De twee afgesloten derivaten hebben (nu nog, zie ook 5b) een bijstortverplichting. Bij faillissement van één van de partijen (gemeente of BNG) valt de bijstortverplichting vrij, zodat de andere partij de derivaten zonder verlies kan afwikkelen. Maandelijks wordt het verschil tussen de actuele marktwaarde van de derivatencontracten en de contractuele waarde opnieuw vastgesteld en als tijdelijke waarborgsom op een aparte bankrekening gestort. De hoogte van de waarborgsom is afhankelijk van de hoogte van de lange rente aan het eind van iedere maand. Over het gestorte bedrag ontvangt (of bij een negatieve rente betaalt) de gemeente de 1-maands euriborrente van de BNG. In geval van verkoop of ineffectiviteit van de derivaten leidt dit bedrag tot een exploitatieresultaat.
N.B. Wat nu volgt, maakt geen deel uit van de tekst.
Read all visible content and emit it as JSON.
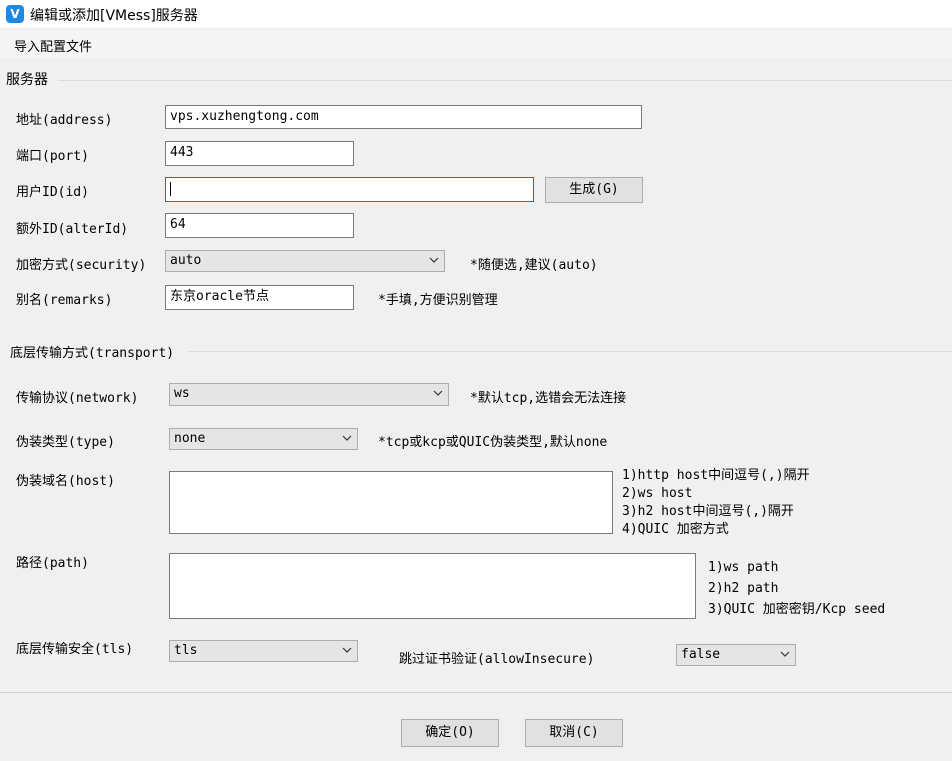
{
  "window": {
    "title": "编辑或添加[VMess]服务器",
    "icon": "v2rayn-app-icon"
  },
  "menu": {
    "import_config": "导入配置文件"
  },
  "server_group": {
    "title": "服务器",
    "address_label": "地址(address)",
    "address_value": "vps.xuzhengtong.com",
    "port_label": "端口(port)",
    "port_value": "443",
    "user_id_label": "用户ID(id)",
    "user_id_value": "",
    "generate_button": "生成(G)",
    "alter_id_label": "额外ID(alterId)",
    "alter_id_value": "64",
    "security_label": "加密方式(security)",
    "security_value": "auto",
    "security_hint": "*随便选,建议(auto)",
    "remarks_label": "别名(remarks)",
    "remarks_value": "东京oracle节点",
    "remarks_hint": "*手填,方便识别管理"
  },
  "transport_group": {
    "title": "底层传输方式(transport)",
    "network_label": "传输协议(network)",
    "network_value": "ws",
    "network_hint": "*默认tcp,选错会无法连接",
    "type_label": "伪装类型(type)",
    "type_value": "none",
    "type_hint": "*tcp或kcp或QUIC伪装类型,默认none",
    "host_label": "伪装域名(host)",
    "host_value": "",
    "host_hints": [
      "1)http host中间逗号(,)隔开",
      "2)ws host",
      "3)h2 host中间逗号(,)隔开",
      "4)QUIC 加密方式"
    ],
    "path_label": "路径(path)",
    "path_value": "",
    "path_hints": [
      "1)ws path",
      "2)h2 path",
      "3)QUIC 加密密钥/Kcp seed"
    ],
    "tls_label": "底层传输安全(tls)",
    "tls_value": "tls",
    "allow_insecure_label": "跳过证书验证(allowInsecure)",
    "allow_insecure_value": "false"
  },
  "footer": {
    "ok_button": "确定(O)",
    "cancel_button": "取消(C)"
  }
}
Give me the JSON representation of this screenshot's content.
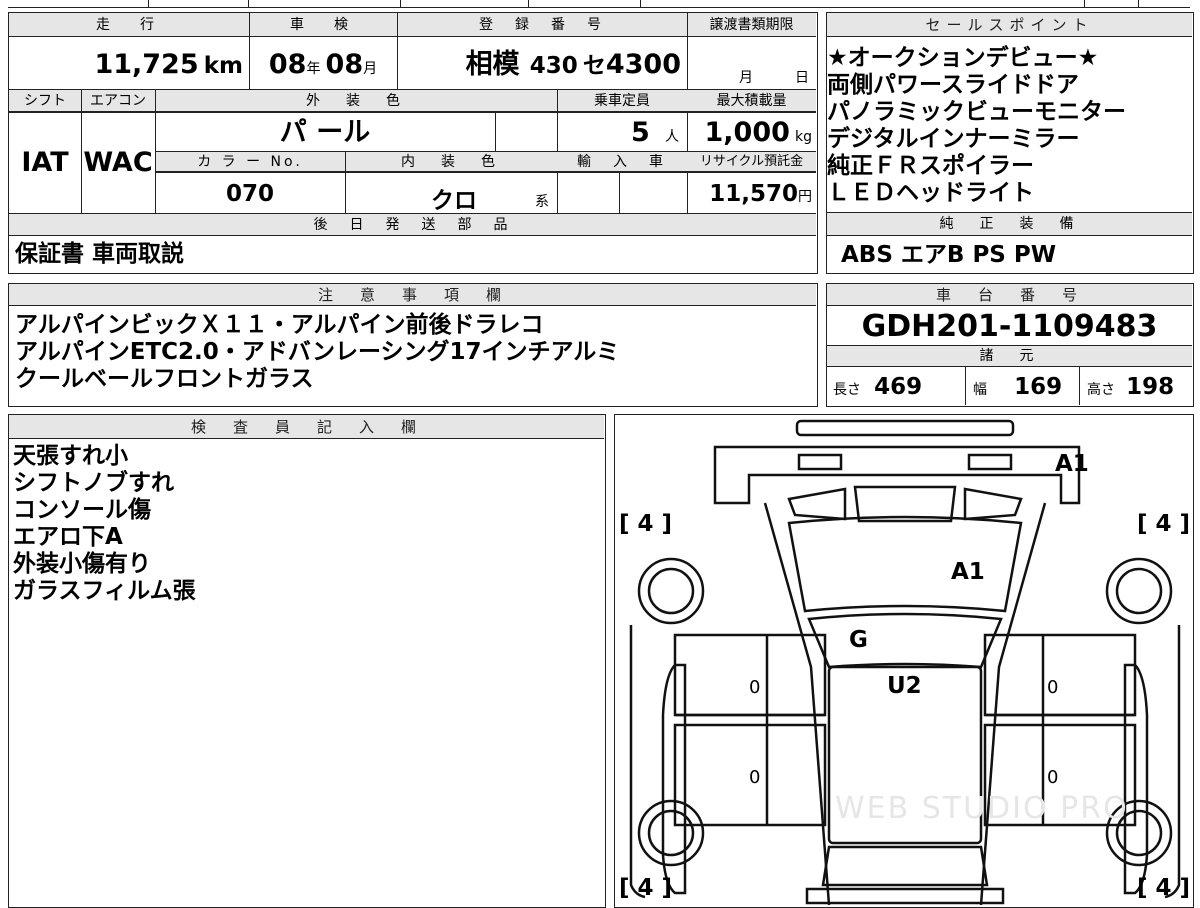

Alleen als het contract voortijdig beëindigd wordt, moet het (positieve of negatieve) verschil tussen de marktwaarde en de nominale waarde worden afgerekend.

Effectiviteit derivaten
Het is gemeenten niet toegestaan om een niet-effectieve positie in te nemen omdat in dat geval de risico’s toenemen in plaats van afnemen. Een niet-effectieve positie ontstaat als er wel een derivaat is afgesloten, maar dit derivaat niet toe te wijzen is aan een lening, groep leningen of financieringsbehoefte.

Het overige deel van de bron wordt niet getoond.